Task: Collect Foam Fingers [x4000]


This is all for now, join us later for more on this event, happy tapping!


11 thoughts on “Tap Ball Act 1: Prizes Walkthrough

  1. I did not get Obstacle Wall in time, now it is 45 Donuts to purchase, what I after is SoftBall Burns, but if I spend those 45 to get to Burns’ Costume how much will it cost me??


    1. Burns’ costume costs 110 donuts


  2. I just recently purchased Tatum when the event started in order to use him for tapball. When I unlocked his boxing skin, Million Donut Baby never triggered. Is it because I haven’t completed The Champ’s Comeback quest line? I didn’t want to waste Homer when I could be using him to earn amateur bucks.

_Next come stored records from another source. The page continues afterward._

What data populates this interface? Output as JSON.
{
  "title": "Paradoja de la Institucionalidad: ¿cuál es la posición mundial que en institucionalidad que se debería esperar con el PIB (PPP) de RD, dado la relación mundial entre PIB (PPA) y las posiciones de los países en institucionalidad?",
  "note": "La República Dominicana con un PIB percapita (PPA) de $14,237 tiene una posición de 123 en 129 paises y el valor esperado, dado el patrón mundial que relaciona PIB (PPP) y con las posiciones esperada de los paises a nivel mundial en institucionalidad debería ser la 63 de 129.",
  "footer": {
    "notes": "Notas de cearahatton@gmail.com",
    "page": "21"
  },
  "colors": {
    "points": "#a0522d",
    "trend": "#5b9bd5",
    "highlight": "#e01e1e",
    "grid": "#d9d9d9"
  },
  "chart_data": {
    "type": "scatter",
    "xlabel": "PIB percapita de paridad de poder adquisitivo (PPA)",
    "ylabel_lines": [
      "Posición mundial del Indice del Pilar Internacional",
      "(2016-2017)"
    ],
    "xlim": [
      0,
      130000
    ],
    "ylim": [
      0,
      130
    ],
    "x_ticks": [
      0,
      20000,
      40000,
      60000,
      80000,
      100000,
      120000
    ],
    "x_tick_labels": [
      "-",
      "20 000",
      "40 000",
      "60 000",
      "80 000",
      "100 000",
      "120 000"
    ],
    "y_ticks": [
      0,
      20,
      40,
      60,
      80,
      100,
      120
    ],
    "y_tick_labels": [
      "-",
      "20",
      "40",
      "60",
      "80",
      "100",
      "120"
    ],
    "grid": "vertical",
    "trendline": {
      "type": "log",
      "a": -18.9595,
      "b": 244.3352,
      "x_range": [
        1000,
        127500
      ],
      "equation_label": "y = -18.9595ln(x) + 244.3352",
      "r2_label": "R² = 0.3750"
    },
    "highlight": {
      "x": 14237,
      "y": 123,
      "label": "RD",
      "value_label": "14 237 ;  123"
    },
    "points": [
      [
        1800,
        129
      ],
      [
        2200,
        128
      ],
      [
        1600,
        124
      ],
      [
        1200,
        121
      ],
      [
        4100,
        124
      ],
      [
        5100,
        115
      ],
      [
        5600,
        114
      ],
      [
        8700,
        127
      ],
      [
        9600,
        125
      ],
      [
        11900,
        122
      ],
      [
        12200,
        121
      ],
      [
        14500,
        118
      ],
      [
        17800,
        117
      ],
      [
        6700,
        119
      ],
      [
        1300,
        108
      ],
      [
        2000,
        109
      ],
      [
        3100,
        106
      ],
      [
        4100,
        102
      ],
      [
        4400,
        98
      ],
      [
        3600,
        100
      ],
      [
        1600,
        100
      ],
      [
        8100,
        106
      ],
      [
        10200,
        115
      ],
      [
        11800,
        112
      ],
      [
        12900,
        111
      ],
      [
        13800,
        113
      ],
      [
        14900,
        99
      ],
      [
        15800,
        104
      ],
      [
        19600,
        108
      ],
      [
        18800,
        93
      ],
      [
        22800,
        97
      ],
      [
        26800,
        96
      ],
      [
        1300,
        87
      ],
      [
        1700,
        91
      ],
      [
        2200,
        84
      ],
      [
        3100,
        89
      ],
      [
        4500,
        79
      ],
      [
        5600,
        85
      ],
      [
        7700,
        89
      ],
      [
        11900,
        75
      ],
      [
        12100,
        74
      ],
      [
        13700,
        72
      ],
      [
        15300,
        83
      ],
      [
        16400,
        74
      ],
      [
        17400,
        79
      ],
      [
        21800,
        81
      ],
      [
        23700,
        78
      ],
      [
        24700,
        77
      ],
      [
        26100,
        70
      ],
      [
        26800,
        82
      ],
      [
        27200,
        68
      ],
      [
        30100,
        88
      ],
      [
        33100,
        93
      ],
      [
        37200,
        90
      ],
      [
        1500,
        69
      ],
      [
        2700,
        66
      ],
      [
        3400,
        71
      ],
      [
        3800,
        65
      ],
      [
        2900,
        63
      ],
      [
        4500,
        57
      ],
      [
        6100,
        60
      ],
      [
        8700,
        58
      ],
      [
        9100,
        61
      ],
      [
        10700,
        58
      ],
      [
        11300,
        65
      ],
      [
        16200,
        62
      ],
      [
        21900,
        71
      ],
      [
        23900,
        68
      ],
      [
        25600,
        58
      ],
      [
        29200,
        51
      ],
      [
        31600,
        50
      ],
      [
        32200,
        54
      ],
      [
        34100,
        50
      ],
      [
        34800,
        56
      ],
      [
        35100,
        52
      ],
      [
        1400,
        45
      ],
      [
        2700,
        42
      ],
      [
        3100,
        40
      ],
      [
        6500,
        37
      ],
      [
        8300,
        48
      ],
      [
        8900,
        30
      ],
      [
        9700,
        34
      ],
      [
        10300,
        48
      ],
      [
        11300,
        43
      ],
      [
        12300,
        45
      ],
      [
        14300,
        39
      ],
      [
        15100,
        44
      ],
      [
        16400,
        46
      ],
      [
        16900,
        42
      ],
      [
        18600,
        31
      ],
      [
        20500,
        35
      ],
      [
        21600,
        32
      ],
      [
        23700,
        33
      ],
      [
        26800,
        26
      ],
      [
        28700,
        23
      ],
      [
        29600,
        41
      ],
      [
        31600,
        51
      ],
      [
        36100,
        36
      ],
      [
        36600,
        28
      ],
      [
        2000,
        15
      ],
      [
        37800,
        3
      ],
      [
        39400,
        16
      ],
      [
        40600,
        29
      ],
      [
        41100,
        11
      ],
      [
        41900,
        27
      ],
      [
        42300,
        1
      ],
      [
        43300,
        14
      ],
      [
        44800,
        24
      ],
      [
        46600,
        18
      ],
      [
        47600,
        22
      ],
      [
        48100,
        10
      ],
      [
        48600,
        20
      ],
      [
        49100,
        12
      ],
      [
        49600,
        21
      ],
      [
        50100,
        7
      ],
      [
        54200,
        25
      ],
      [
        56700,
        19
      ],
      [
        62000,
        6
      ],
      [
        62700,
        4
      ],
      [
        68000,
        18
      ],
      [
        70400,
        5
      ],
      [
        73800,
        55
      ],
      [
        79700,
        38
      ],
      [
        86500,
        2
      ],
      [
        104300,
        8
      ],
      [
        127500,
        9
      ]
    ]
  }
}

    1. yes you need to complete The Champ’s Comeback to activate it


      1. Thanks!


  3. Hope EA gets the problem fixed soon – it takes a lot of time to set 140 characters on their tasks when you get thrown out of the game after setting about 10 or 12 on their tasks. Otherwise enjoying this Tap Ball.


  4. In the daily training category, what are the soccer balls?


  5. Elisa Matthes 06/28/2015 — 19:36

    The game shuts all the time specially when visiting my friends😡😡😡 taking a break until it gets fixed 😡😡😡😡😡😡


    1. Did you purchase Lady Duff? I heard there was some issues with game crashes for that skin.